The DIT has a deep induction phasor-processed device (IDPH), a medium induction phasor-processed device (IMPH), a spherically focused resistivity measurement (SFLU), and a spontaneous potential (SP) device. The two induction devices transmit high-frequency alternating currents through transmitter coils, creating time-varying magnetic fields that induce currents in the formation (Fig. F13). These induced currents create, in turn, a magnetic field that induces new currents in the receiver coils, producing a voltage. The currents are proportional to the conductivity of the formation, as is the voltage. The SFLU is a shallow-penetration galvanic device that measures the current necessary to maintain a constant voltage drop across a fixed interval of the formation. In high-resistivity formations (>100 m), both IDPH and IMPH measurements may be erroneous, but the error can be greatly reduced by downhole calibration. In such cases, SFLU measurements produce good results, similar to the DLL device (Shipboard Scientific Party, 1998). The resistivity of a rock is controlled largely by the porosity of the rock, the properties of the pore fluid(s), and the connectivity of the pores.
Spontaneous potentials can originate from a variety of causes, electrochemical, electrothermal, and electrokinetic streaming potentials, and membrane potentials as a result of differences in the mobility of ions in the pore and drilling fluids. SP may be useful to infer fluid-flow zones and formation permeability (Fig. F14).
Downhole temperature, acceleration, and pressure were measured with the LDEO high-resolution TAP. When attached to the bottom of the triple combo string, the TAP operates in an autonomous mode with data stored in built-in memory. A two-component thermistor, for different temperature ranges, is mounted near the bottom of the tool in the slotted protective cover. The time constant of the thermistor assembly in water is ~0.4 s. The tool includes a pressure transducer (0-10,000 psi), which is used to activate the tool at a specified depth and perform pressure measurements. The TAP also incorporates a high-sensitivity vertical accelerometer, providing data for analyzing the effects of heave on a deployed tool string, and an internal temperature sensor for monitoring the temperature inside the electronic cartridge. Temperature and pressure data are recorded once per second, and accelerometer data can be recorded at a 4- or 8-Hz sampling rate.
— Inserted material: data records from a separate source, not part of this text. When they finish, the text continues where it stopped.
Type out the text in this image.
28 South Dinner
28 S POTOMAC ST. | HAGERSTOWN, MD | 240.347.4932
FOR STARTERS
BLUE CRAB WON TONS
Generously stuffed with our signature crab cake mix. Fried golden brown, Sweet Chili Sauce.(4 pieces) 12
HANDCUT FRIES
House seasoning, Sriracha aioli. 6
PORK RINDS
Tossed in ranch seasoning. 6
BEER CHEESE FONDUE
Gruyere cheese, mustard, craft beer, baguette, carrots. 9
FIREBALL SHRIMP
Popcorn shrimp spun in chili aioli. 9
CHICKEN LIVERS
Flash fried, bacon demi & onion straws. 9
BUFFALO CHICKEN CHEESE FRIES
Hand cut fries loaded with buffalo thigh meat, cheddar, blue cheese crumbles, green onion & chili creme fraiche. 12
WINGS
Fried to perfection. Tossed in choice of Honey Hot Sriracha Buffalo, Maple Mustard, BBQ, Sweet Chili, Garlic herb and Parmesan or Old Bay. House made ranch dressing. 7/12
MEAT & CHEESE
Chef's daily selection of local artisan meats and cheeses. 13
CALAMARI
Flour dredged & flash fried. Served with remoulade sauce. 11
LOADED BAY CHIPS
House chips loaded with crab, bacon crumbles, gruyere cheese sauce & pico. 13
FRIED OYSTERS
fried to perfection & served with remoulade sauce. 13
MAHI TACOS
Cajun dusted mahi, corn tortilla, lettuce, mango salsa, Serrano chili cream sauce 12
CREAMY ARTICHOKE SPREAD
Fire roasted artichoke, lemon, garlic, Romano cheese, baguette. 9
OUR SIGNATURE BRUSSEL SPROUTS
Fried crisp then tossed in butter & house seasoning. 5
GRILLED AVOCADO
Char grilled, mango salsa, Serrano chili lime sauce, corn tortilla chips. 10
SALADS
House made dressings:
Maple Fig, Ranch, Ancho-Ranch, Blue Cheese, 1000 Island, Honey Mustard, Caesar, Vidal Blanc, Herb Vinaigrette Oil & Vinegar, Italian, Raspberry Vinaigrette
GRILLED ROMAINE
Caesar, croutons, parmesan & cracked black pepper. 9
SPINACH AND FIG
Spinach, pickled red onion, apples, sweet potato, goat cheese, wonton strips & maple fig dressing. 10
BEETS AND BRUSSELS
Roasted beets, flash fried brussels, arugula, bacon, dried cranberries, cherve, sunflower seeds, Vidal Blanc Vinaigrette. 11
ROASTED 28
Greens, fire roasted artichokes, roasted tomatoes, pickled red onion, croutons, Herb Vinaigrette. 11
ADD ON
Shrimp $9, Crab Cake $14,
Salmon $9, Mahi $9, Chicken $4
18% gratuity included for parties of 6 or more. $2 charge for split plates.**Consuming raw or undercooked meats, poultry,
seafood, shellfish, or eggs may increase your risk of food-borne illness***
The borehole temperature record provides information on the thermal regime of the surrounding formation. The vertical heat flow can be estimated from the vertical temperature gradient combined with measurements of the thermal conductivity from core samples. The temperature record must be interpreted with caution, as the amount of time elapsed between the end of drilling and the logging operation is generally not sufficient to allow the borehole to recover thermally from the influence of drilling fluid circulation. The data recorded under such circumstances may differ significantly from thermal equilibrium for that environment. Nevertheless, from the spatial temperature gradient it is possible to identify abrupt temperature changes that may represent localized fluid flow into the borehole indicative of fluid pathways and fracturing and/or breaks in the temperature gradient that may correspond to contrasts in permeability at lithologic boundaries.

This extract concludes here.